You need to fight back. Turn your spath into the IRS Criminal Investigations concerning his 2 social security #’s. Give them all the information, fight back. I was 58 yrs old, wiped clean of everything, including my clothes, and no job. I had to get a job,find a place to live with my
invalid mother. He left me 10,000 for the rest of my life, while he was selling the marital home for 255,000,and never paid a tax return for his company for over 14 yrs. I called the IRS and now it is his turn. Remember, the IRS restitutes
the victim. Remember, build your own life. Your children
will encounter his wrath, and they will see you were right.
I responded back to an email he sent me with a picture of us. Within hours he went from wanting me to telling me how negative I am, to telling me he has to get away from me because our relationship is so unhealthy – he turned the whole thing around. He did preface the whole thing with acknowledging he yelled and insulted me a lot, but he can’t stand that I point out all his faults. So he had to act as though he broke it off with me. Please tell me, does it really matter in cases like this who is breaking it off with who? I think at this point its just important to stay away. I had no contact since before New Years, I don’t know why I allowed myself to fall into this trap. I thought if I told him what he did wrong, he’d want to apologize or find a way to make it better. But he has no idea how to do that because he’s delusional.
Em
i was with ur man’s clone, i rly think so!

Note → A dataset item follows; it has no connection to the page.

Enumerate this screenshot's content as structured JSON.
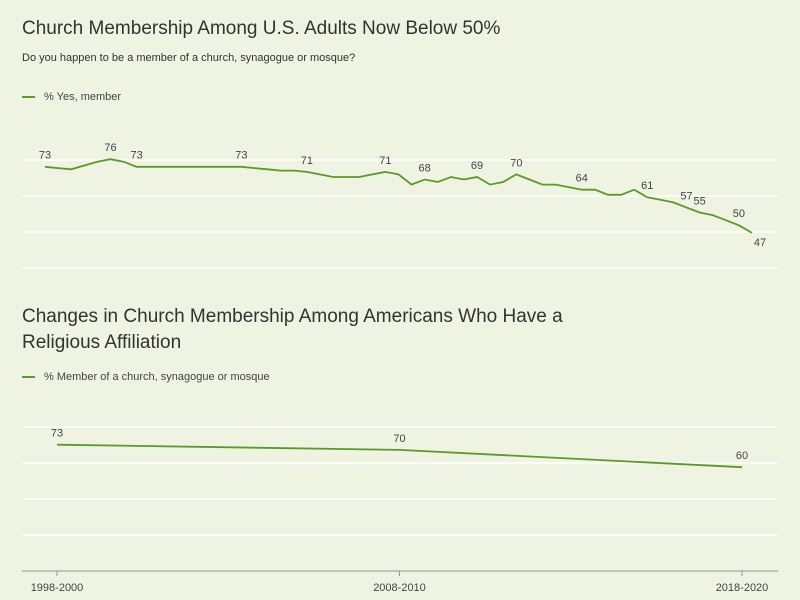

run hon and dont look back
CUZ
Ur
RITE
He IS delusional
(my bf even used the same words urs told u, rly kinda freaky…!!!)
I found this article very interesting. Even though it starts out about them, it ends up being about us. I’ve been NC for 2 years and there is not a day that goes by that I don’t think about him. He changed everything for me and it has been something that I can’t seem to overcome. The reason being is that he was the first person I (thought) ever truly connected with. I’ve not met anyone since I last saw him and that has been as difficult as there is no distraction and I feel unwanted and unsuitable for anyone else.
I’ve been to therapist – even one that took his side but I’ve stopped that for the time being.
I am hoping that someday, I’ll be over him and over these feelings. That I’ll meet someone who is decent, honest and has some integrity.
Shelby333
Shelby, I understand where you are coming from. Even though you have come to terms with terminating the unhealthy relationship that comes from being with a sociopath, it is often difficult to forget the intense connection that drove you to that person to begin with! When I start to go to that place in my mind, I read my journal that laid out all the sick things he did to me…..and then I know I made the right choice…
this is a great idea, to list all the sick things. i list them in my mind, but always forget most of them, never all together. yesterday i thot of another one i hadnt thot of b4. wen i was there i constantly railed at the injustices, cud have told u all of them, instantly. i was hot under my collar all day every day. i am not easily controlled and i was letting myself be and i HATED IT.
the thing is i was saddened wen remembering the trauma, yesterday and i dont want to remember them and list them. its too hard right now. to read over the list would be heart rending. but someday i will be able to do it.
i am starting to rly believe that all the good was a facade. and that article about the mask he wore that was ME really…my reflection that i loved. becuz i am a good person (not good like Jesus, but not disordered anyway). i am able to love and be loved. someday.